Les langues parlées dans le groupe de travail sont l’anglais, l’allemand, l’espagnol et le français, tout est retraduit par trois des participants au groupe de travail. La communication avec les collègues japonais étant presque impossible (esperanto, anglais très limité), mais les camarades ayant amenés des vidéos sur leur groupe et une lutte de cheminots dans leur pays, le groupe de travail décide de placer ce film dans le programme du soir et de contacter les organisateurs i02. (Voir article CS films) Les japonais assistent toutefois à la réunion jusqu’à la fin.

Vu le temps restant (la traduction doublant et triplant le temps passé) on décide d’écouter trois exposés proposés par
1) Docker de la FAU Hambourg, sur les conditions de travail

2) Si.me.Ca : (Voir ici rapport Frank, discours du premier jour et article CS films), reste à souligner que ce syndicat qui s’est crée il ya deux ans contre ou en dehors du syndicalisme de système (sans permanents) est très engagé dans les mouvements sociaux de l’actualité argentine, leurs militants sont souvent confrontés à des milices patronales (etc), attaques et provocation de leurs locaux et réunions, ils ont eu des morts dans les grandes manifs de décembre ("révolte argentine").

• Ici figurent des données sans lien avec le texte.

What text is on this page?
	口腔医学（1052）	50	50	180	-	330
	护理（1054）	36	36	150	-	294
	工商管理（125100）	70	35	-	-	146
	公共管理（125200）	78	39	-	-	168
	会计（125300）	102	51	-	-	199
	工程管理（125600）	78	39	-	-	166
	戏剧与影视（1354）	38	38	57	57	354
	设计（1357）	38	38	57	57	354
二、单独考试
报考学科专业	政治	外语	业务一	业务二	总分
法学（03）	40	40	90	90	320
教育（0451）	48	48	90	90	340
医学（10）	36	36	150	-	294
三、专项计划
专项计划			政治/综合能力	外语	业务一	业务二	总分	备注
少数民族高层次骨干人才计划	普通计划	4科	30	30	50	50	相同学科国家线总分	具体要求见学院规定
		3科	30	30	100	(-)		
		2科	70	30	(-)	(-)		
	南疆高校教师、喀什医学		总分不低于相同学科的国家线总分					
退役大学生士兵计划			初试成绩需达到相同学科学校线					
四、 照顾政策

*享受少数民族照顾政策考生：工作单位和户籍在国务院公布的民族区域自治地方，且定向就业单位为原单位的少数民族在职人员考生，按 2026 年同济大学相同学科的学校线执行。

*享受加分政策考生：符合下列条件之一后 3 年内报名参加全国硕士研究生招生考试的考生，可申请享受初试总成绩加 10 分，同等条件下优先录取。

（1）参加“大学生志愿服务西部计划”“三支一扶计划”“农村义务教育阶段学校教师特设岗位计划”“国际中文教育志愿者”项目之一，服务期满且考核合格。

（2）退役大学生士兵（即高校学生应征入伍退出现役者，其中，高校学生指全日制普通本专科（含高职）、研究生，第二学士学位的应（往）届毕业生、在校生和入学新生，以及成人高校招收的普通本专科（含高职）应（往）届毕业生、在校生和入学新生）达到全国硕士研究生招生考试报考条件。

Question : Existent-ils qu’à Buenos Aires ? Réponse : non, contacts et développements depuis peu dans plusieurs grandes villes. Le secteur des "coursiers" est très important en Argentine. Situation économique très dure. Les gens en Argentine en ont marre de la "politique professionelle".

3) CNT à Moiroud, bilan d’activité d’une section syndicale essentiellement composés de travailleurs immigrés face à un patronat "négrier".

Intérêt et questions surtout sur notre fonctionnement : CNT interpro. L’union locale et d’autres syndicats donnent un coup de mains, doubler la lutte à l’intérier d’actions de l’extérieur.

4) Irlande, exposé ajouté : en partie double affiliation, forcés de travailler avec et dans les autres syndicats, ils sont contre les permanents, "CEs" etc. (En Irlande, pour constituer un syndicat, il faut verser une somme importante à l’Etat, et surtout le reconnaître formellement dans les statuts).
Le groupe ASF est un des rares groupes mixtes dans la société nord-irlandaise (protestants et catholiques), et ceci et parfois même périlleux pour eux. Aussi, le travail de leur groupe de transports (chauffeurs de bus) est très dangereux, parce qu’ils traversent les quartiers des deux communautés, et se font tirer dessus, presque au quotidien, par les deux communautés. D’où, la spécificité de ce groupe de travailleurs, chauffeurs de bus, considérés un peu comme des "fous". Dans ces conditions très spéciales et extrêmes, il n’y a pour le moment pas de tendances à la privatisation de leur secteur, mais on essaye de baisser les salaires, quoique c’est très difficile et limité vu leur boulot, que quasiment personne ne veut faire. Ils ont récemment mené une lutte dans le secteur du transport dont ils parlent dans leur journal "Solidarity bulletin", n°1.